The film tells of the unlikely friendship that develops between Will Proudfoot (newcomer Bill Milner), a put upon child from a religious family than forbids TV, music and literature from its members, and Lee Carter (Will Poulter), the troublesome boy raised by an uncaring older brother and wanting to make his own film for the BBC. The friendship begins with Lee Carter bullying Will into helping make his film. Will being naïve, unaware of some dangers and ultimately forgiving, accepts and so begins a partnership that develops into a close friendship.

There appears to much in common between the two boys, both missing father figures (Will’s died, Lee’s disappeared after his birth) but this shared history is acknowledged by neither and allows the friendship to develop more realistically for less obvious reasons. Will, having never seen a film before, finds an outlet for his repressed creativity (his imagination largely confined to doodling in his Bible or toilet cubicles) when he sees a pirated copy of Rambo at Lee’s home. The effect this has on Will’s impressionable mind is illustrated in a beautiful and stunning dream sequence where Will saves his dead father while battling scarecrows and flying dogs while imagining himself as Rambo.

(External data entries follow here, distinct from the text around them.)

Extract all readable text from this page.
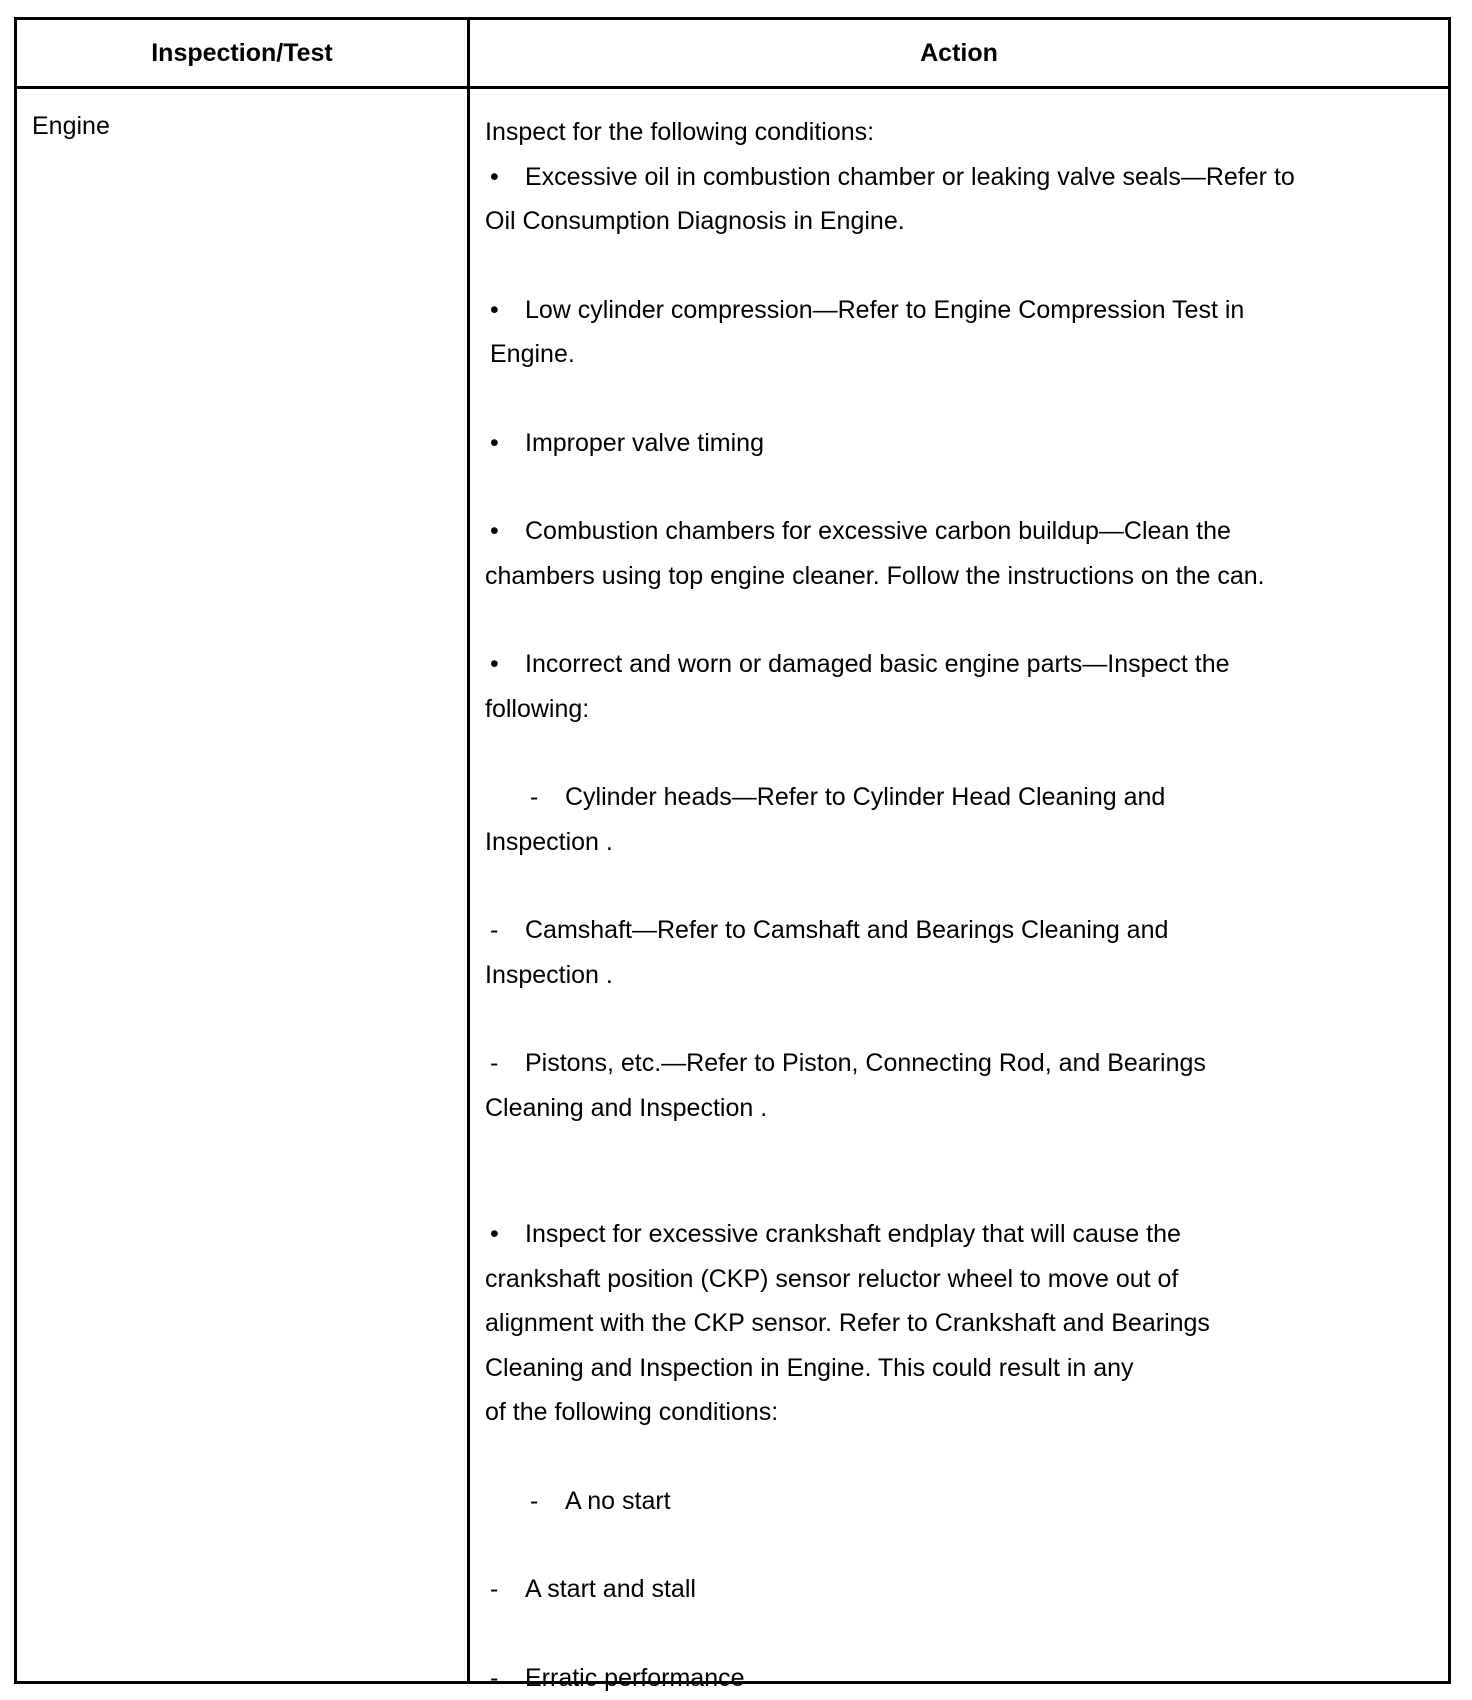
Inspection/Test	Action
Engine	Inspect for the following conditions:
• Excessive oil in combustion chamber or leaking valve seals—Refer to
Oil Consumption Diagnosis in Engine.
• Low cylinder compression—Refer to Engine Compression Test in
Engine.
• Improper valve timing
• Combustion chambers for excessive carbon buildup—Clean the
chambers using top engine cleaner. Follow the instructions on the can.
• Incorrect and worn or damaged basic engine parts—Inspect the
following:
- Cylinder heads—Refer to Cylinder Head Cleaning and
Inspection .
- Camshaft—Refer to Camshaft and Bearings Cleaning and
Inspection .
- Pistons, etc.—Refer to Piston, Connecting Rod, and Bearings
Cleaning and Inspection .
• Inspect for excessive crankshaft endplay that will cause the
crankshaft position (CKP) sensor reluctor wheel to move out of
alignment with the CKP sensor. Refer to Crankshaft and Bearings
Cleaning and Inspection in Engine. This could result in any
of the following conditions:
- A no start
- A start and stall
- Erratic performance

Based, in part, on director Garth Jennings’s own childhood experiences, the following scenes as Lee and Will embark on their filmmaking career, with Will as star and stuntman, is filled with great humour (there are many hilarious sight gags) and also great warmth. Jennings’s also captures the look and feel on 1980s England superbly, particularly school life in the 1980s which includes a brilliant Disco scene within the school’s 6th Form. Jennings’s decisions in his casting of unknowns into the roles of Will and Lee also succeed. Will Poulter convinces as the troubled child of a broken home whose bullying nature feels genuine in light of his background while Bill Milner steals the whole film as Will Proudfoot, brimming with childlike enthusiasm beyond what his small frame seems capable of containing.

There are the occasional indulgences that sometimes interrupt the flow of the story, the inclusion of a French exchange student who gets involved in the filmmaking and becomes an obstacle between Will and Lee is given too much screen-time and representatives of the religious order that Will’s family is a part of is sometimes portrayed a too one-sidedly oppressive but this is otherwise a fun and uplifting film and even when the boys find their friendship tested and inevitably realize it’s is time to grow up, it comes naturally and still maintains plenty of hope for their futures without feeling too saccharine.

Overall this is an entertaining comedy which can be enjoyed by children and adults alike.